PORTLAND — After the Greely boys’ hockey team beat Yarmouth 5-2 Saturday in a Western Class B semifinal, Rangers freshman Reid Howland skated over to the bench and picked up a load of sticks to bring off the ice.
Why not? He carried the load for Greely all night.
Howland scored a hat trick at the Portland Ice Arena to power top-seeded Greely (13-4-2) into Wednesday’s Western Class B final against York (12-5-2).
Howland had eight goals during the regular season. Against the fifth-seeded Clippers (12-7-1), his third goal of the game came with 3:41 remaining as he tapped in a loose puck for a 4-2 lead. Ted Hart added an empty-net goal in the final minute.
“I feel like I’ve really seen Reid coming on the last couple weeks. He played very, very well in the last two regular-season games,” Greely Coach Barry Mothes said. “He’s a dangerous offensive weapon.

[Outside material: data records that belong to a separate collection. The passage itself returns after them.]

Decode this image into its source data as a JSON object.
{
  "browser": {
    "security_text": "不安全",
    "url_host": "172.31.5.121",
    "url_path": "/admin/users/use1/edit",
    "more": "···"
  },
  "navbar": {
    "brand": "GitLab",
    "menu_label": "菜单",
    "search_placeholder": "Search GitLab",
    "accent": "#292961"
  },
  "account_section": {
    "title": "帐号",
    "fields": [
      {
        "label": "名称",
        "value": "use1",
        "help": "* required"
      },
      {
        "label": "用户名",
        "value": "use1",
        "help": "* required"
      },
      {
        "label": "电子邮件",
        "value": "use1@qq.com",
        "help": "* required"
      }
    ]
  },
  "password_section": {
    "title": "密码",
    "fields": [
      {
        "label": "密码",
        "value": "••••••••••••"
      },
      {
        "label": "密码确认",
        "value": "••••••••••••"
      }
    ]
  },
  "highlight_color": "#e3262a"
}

He’s a terrific skater and he’s got a really good shot.”
Howland opened the scoring with 6:03 left in the first period, burying an open shot directly in front of the Yarmouth net.
Hart made it 2-0 with a pretty short-handed goal, but Max Watson answered for Yarmouth on the power play 24 seconds later.

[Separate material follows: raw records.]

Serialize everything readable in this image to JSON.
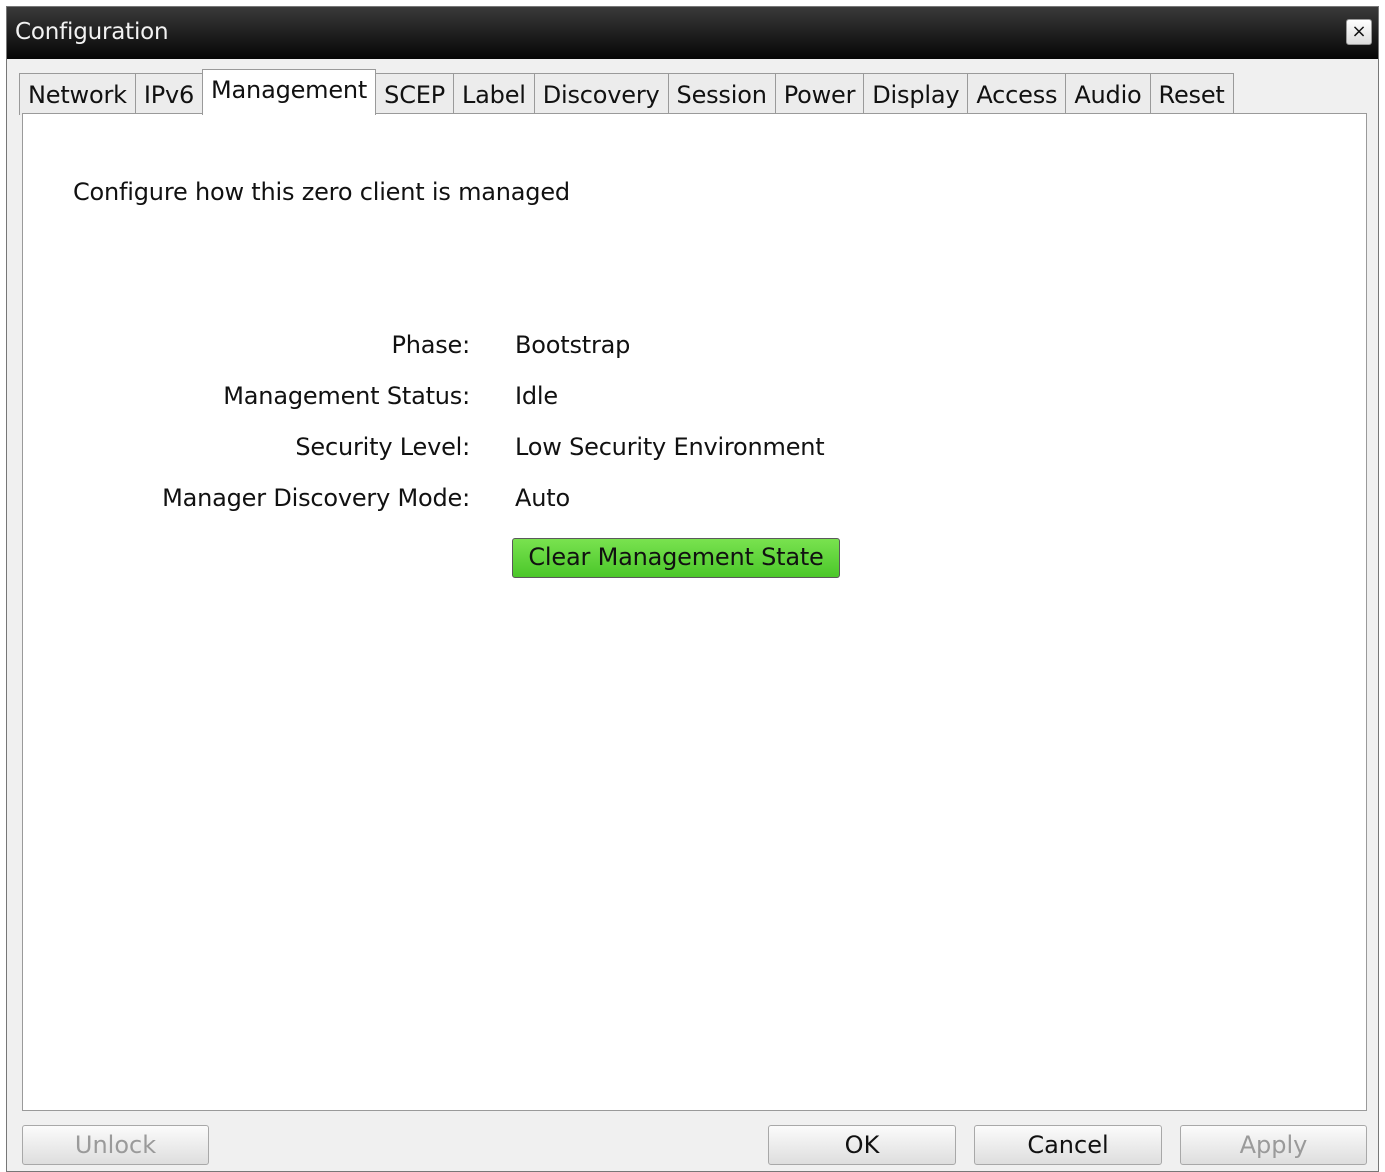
{
  "window": {
    "title": "Configuration",
    "close_glyph": "×"
  },
  "tabs": [
    {
      "label": "Network"
    },
    {
      "label": "IPv6"
    },
    {
      "label": "Management",
      "active": true
    },
    {
      "label": "SCEP"
    },
    {
      "label": "Label"
    },
    {
      "label": "Discovery"
    },
    {
      "label": "Session"
    },
    {
      "label": "Power"
    },
    {
      "label": "Display"
    },
    {
      "label": "Access"
    },
    {
      "label": "Audio"
    },
    {
      "label": "Reset"
    }
  ],
  "management": {
    "description": "Configure how this zero client is managed",
    "fields": [
      {
        "label": "Phase:",
        "value": "Bootstrap"
      },
      {
        "label": "Management Status:",
        "value": "Idle"
      },
      {
        "label": "Security Level:",
        "value": "Low Security Environment"
      },
      {
        "label": "Manager Discovery Mode:",
        "value": "Auto"
      }
    ],
    "clear_button_label": "Clear Management State"
  },
  "footer": {
    "unlock_label": "Unlock",
    "ok_label": "OK",
    "cancel_label": "Cancel",
    "apply_label": "Apply"
  },
  "colors": {
    "titlebar": "#060606",
    "clear_button": "#5fd43a",
    "panel_background": "#ffffff"
  }
}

The best goal of the night came when Howland skated from his own blue line into the Yarmouth zone, moved around a defender and put a low shot past goalie Red DeSmith for a 3-1 margin 1:59 into the second period.
“We talked about it. We knew the goalie’s weaknesses. We kept it on the ice, in his weak spot,” Howland said. “We just practiced taking it to the outside on the rushes and getting a shot (along the) ice. Just get the puck to the net, and good things happen.”

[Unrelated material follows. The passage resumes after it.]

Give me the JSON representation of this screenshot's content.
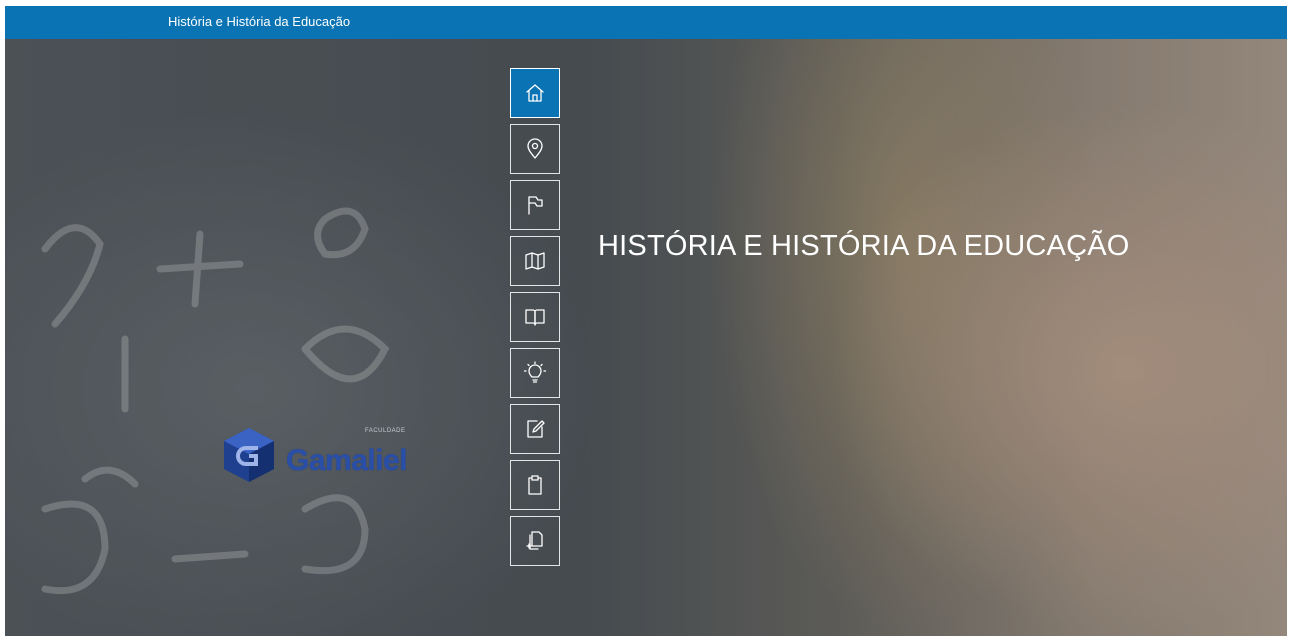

Yarmouth cut the deficit to 3-2 early in the third period when Eamon Costello redirected a shot by Marshall Brunelle.
Greely outshot Yarmouth 30-15, but it wasn’t until Howland’s tap-in goal that the Rangers could breathe a little easier.
“We had some chances in that second period to kind of open it up,” Mothes said. “DeSmith did a good job making some battling kind of saves. We just couldn’t put it into the space that was there.
“Sure enough, they come out and pop one in on the first shift of the third. That’s what happens when you don’t build on a lead the way that you should.”